Erupsi Gunung Semeru

garudaglobal.net — Gunung Semeru, gunung api tertinggi di Pulau Jawa, mengalami erupsi signifikan dengan tinggi kolom abu mencapai 3.000 meter di atas puncak pada Selasa (24/2/2026) pukul 17.36 WIB. Erupsi ini terekam dengan amplitudo maksimum 22 mm selama 145 detik, memaksa pihak berwenang mempertahankan status aktivitas vulkanik pada Level III (Siaga).

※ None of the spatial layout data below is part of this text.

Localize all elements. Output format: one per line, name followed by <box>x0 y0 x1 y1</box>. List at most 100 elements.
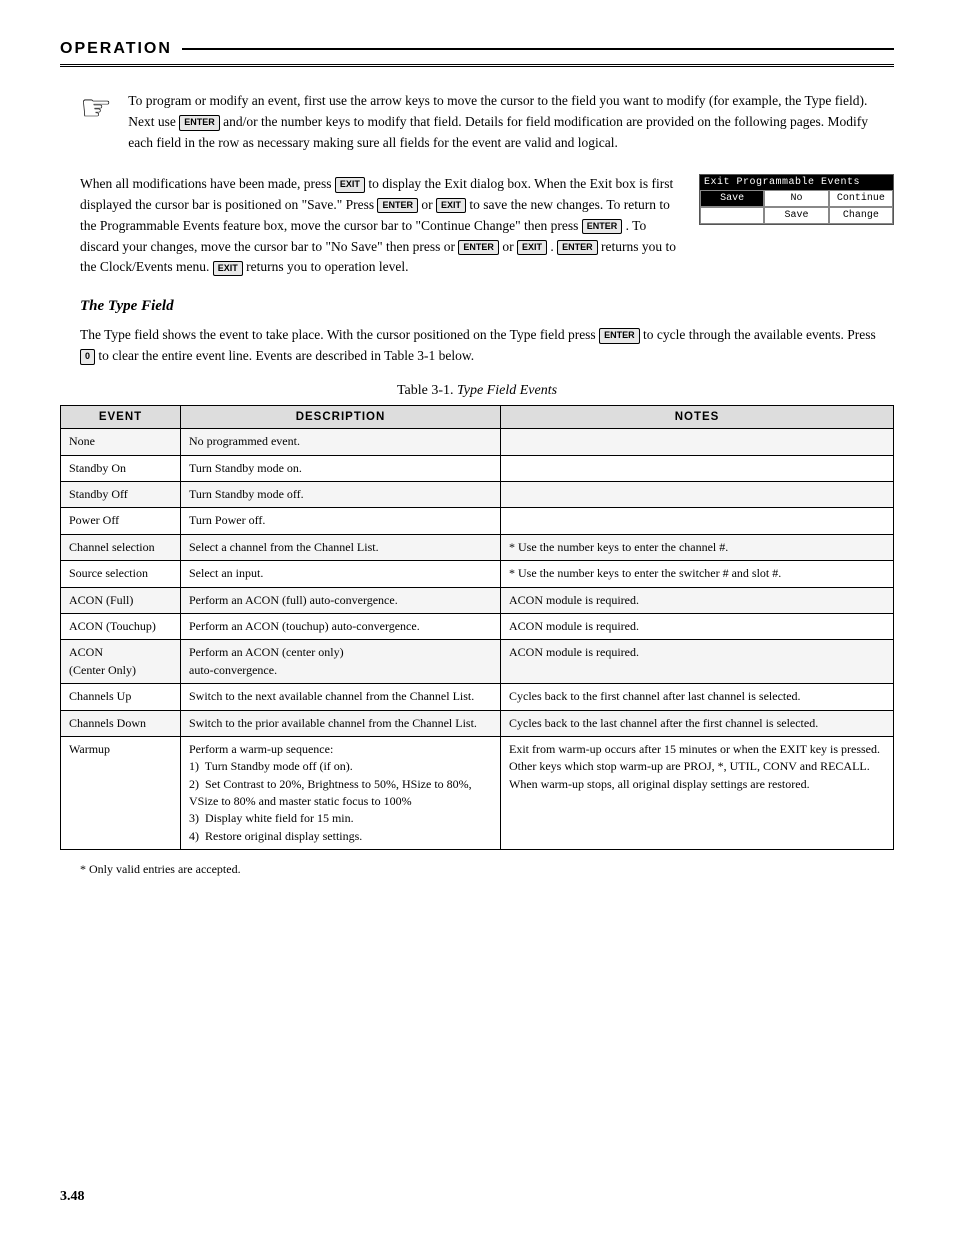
table-row: Standby OffTurn Standby mode off. <box>61 482 894 508</box>
cell-description: Select a channel from the Channel List. <box>181 534 501 560</box>
type-field-para: The Type field shows the event to take p… <box>80 325 894 367</box>
page: OPERATION ☞ To program or modify an even… <box>0 0 954 1235</box>
mod-para1-or2: or <box>444 239 455 254</box>
cell-event: Power Off <box>61 508 181 534</box>
cell-notes: Exit from warm-up occurs after 15 minute… <box>501 736 894 849</box>
enter-key-2: ENTER <box>377 198 418 214</box>
cell-event: Channels Down <box>61 710 181 736</box>
cell-description: Switch to the prior available channel fr… <box>181 710 501 736</box>
mod-para1-or2-text: or <box>502 239 517 254</box>
exit-dialog: Exit Programmable Events Save No Continu… <box>699 174 894 225</box>
enter-key-5: ENTER <box>557 240 598 256</box>
cell-description: Perform an ACON (touchup) auto-convergen… <box>181 613 501 639</box>
cell-description: Select an input. <box>181 561 501 587</box>
zero-key: 0 <box>80 349 95 365</box>
type-para-3: to clear the entire event line. Events a… <box>98 348 474 363</box>
table-row: Channel selectionSelect a channel from t… <box>61 534 894 560</box>
cell-event: Channels Up <box>61 684 181 710</box>
dialog-row-2: Save Change <box>700 207 893 224</box>
cell-notes <box>501 508 894 534</box>
cell-notes: * Use the number keys to enter the chann… <box>501 534 894 560</box>
cell-notes: ACON module is required. <box>501 640 894 684</box>
mod-para1-or: or <box>421 197 432 212</box>
mod-para1-end: returns you to operation level. <box>246 259 408 274</box>
cell-event: Source selection <box>61 561 181 587</box>
table-row: Channels DownSwitch to the prior availab… <box>61 710 894 736</box>
table-caption-italic: Type Field Events <box>457 383 557 398</box>
table-row: WarmupPerform a warm-up sequence: 1) Tur… <box>61 736 894 849</box>
exit-key-3: EXIT <box>517 240 547 256</box>
cell-notes: ACON module is required. <box>501 613 894 639</box>
dialog-body: Save No Continue Save Change <box>700 190 893 224</box>
type-para-2: to cycle through the available events. P… <box>643 327 876 342</box>
cell-notes: ACON module is required. <box>501 587 894 613</box>
mod-para1-dot: . <box>550 239 553 254</box>
table-row: ACON (Full)Perform an ACON (full) auto-c… <box>61 587 894 613</box>
header-title: OPERATION <box>60 40 172 58</box>
type-para-1: The Type field shows the event to take p… <box>80 327 596 342</box>
cell-event: Channel selection <box>61 534 181 560</box>
dialog-cell-save-highlight: Save <box>700 190 764 207</box>
enter-key-1: ENTER <box>179 115 220 131</box>
exit-key-1: EXIT <box>335 177 365 193</box>
cell-description: Perform an ACON (full) auto-convergence. <box>181 587 501 613</box>
mod-para1-before: When all modifications have been made, p… <box>80 176 332 191</box>
dialog-cell-change: Change <box>829 207 893 224</box>
dialog-cell-continue: Continue <box>829 190 893 207</box>
page-number: 3.48 <box>60 1189 85 1205</box>
dialog-row-1: Save No Continue <box>700 190 893 207</box>
cell-description: Turn Standby mode off. <box>181 482 501 508</box>
cell-notes <box>501 455 894 481</box>
cell-notes: Cycles back to the last channel after th… <box>501 710 894 736</box>
cell-description: Perform a warm-up sequence: 1) Turn Stan… <box>181 736 501 849</box>
col-description: DESCRIPTION <box>181 406 501 429</box>
cell-event: ACON (Touchup) <box>61 613 181 639</box>
tip-icon: ☞ <box>80 87 112 129</box>
cell-event: Warmup <box>61 736 181 849</box>
col-event: EVENT <box>61 406 181 429</box>
tip-text: To program or modify an event, first use… <box>128 91 894 154</box>
cell-description: Perform an ACON (center only) auto-conve… <box>181 640 501 684</box>
enter-key-4: ENTER <box>458 240 499 256</box>
tip-block: ☞ To program or modify an event, first u… <box>80 91 894 154</box>
table-caption-prefix: Table 3-1. <box>397 383 457 398</box>
modification-section: When all modifications have been made, p… <box>80 174 894 279</box>
dialog-cell-empty <box>700 207 764 224</box>
cell-description: Turn Standby mode on. <box>181 455 501 481</box>
mod-text: When all modifications have been made, p… <box>80 174 681 279</box>
cell-notes: Cycles back to the first channel after l… <box>501 684 894 710</box>
table-row: Source selectionSelect an input.* Use th… <box>61 561 894 587</box>
table-row: ACON (Center Only)Perform an ACON (cente… <box>61 640 894 684</box>
cell-description: Switch to the next available channel fro… <box>181 684 501 710</box>
table-row: Standby OnTurn Standby mode on. <box>61 455 894 481</box>
dialog-cell-no: No <box>764 190 828 207</box>
exit-key-2: EXIT <box>436 198 466 214</box>
cell-event: Standby On <box>61 455 181 481</box>
cell-notes <box>501 482 894 508</box>
cell-event: ACON (Full) <box>61 587 181 613</box>
cell-description: Turn Power off. <box>181 508 501 534</box>
table-row: NoneNo programmed event. <box>61 429 894 455</box>
table-row: Channels UpSwitch to the next available … <box>61 684 894 710</box>
dialog-title: Exit Programmable Events <box>700 175 893 190</box>
enter-key-type: ENTER <box>599 328 640 344</box>
header-rule <box>182 48 894 50</box>
event-table: EVENT DESCRIPTION NOTES NoneNo programme… <box>60 405 894 850</box>
cell-notes: * Use the number keys to enter the switc… <box>501 561 894 587</box>
type-field-heading: The Type Field <box>80 298 894 315</box>
dialog-cell-save2: Save <box>764 207 828 224</box>
table-caption: Table 3-1. Type Field Events <box>60 383 894 399</box>
cell-notes <box>501 429 894 455</box>
cell-description: No programmed event. <box>181 429 501 455</box>
cell-event: None <box>61 429 181 455</box>
table-row: ACON (Touchup)Perform an ACON (touchup) … <box>61 613 894 639</box>
table-row: Power OffTurn Power off. <box>61 508 894 534</box>
col-notes: NOTES <box>501 406 894 429</box>
table-header-row: EVENT DESCRIPTION NOTES <box>61 406 894 429</box>
page-header: OPERATION <box>60 40 894 67</box>
table-head: EVENT DESCRIPTION NOTES <box>61 406 894 429</box>
exit-key-4: EXIT <box>213 261 243 277</box>
enter-key-3: ENTER <box>582 219 623 235</box>
table-body: NoneNo programmed event.Standby OnTurn S… <box>61 429 894 850</box>
cell-event: ACON (Center Only) <box>61 640 181 684</box>
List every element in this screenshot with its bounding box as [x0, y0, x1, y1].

Kolom abu terpantau berwarna kelabu hingga cokelat dengan intensitas tebal bergerak ke arah tenggara. Peristiwa ini merupakan letusan kedua dalam kurun waktu 24 jam, setelah sebelumnya pada dini hari pukul 01.51 WIB terjadi awan panas guguran dengan jarak luncur 3.000 meter menuju Besuk Kobokan. Situasi ini memberikan tekanan pada manajemen risiko bencana di wilayah Lumajang dan Malang.

Protokol Evakuasi dan Zona Eksklusi

Pusat Vulkanologi dan Mitigasi Bencana Geologi (PVMBG) telah merilis protokol keamanan ketat bagi seluruh aktivitas di sektor tenggara. Masyarakat dan pelaku usaha dilarang melakukan kegiatan apa pun di sepanjang Besuk Kobokan sejauh 13 kilometer dari puncak guna menghindari ancaman langsung awan panas primer.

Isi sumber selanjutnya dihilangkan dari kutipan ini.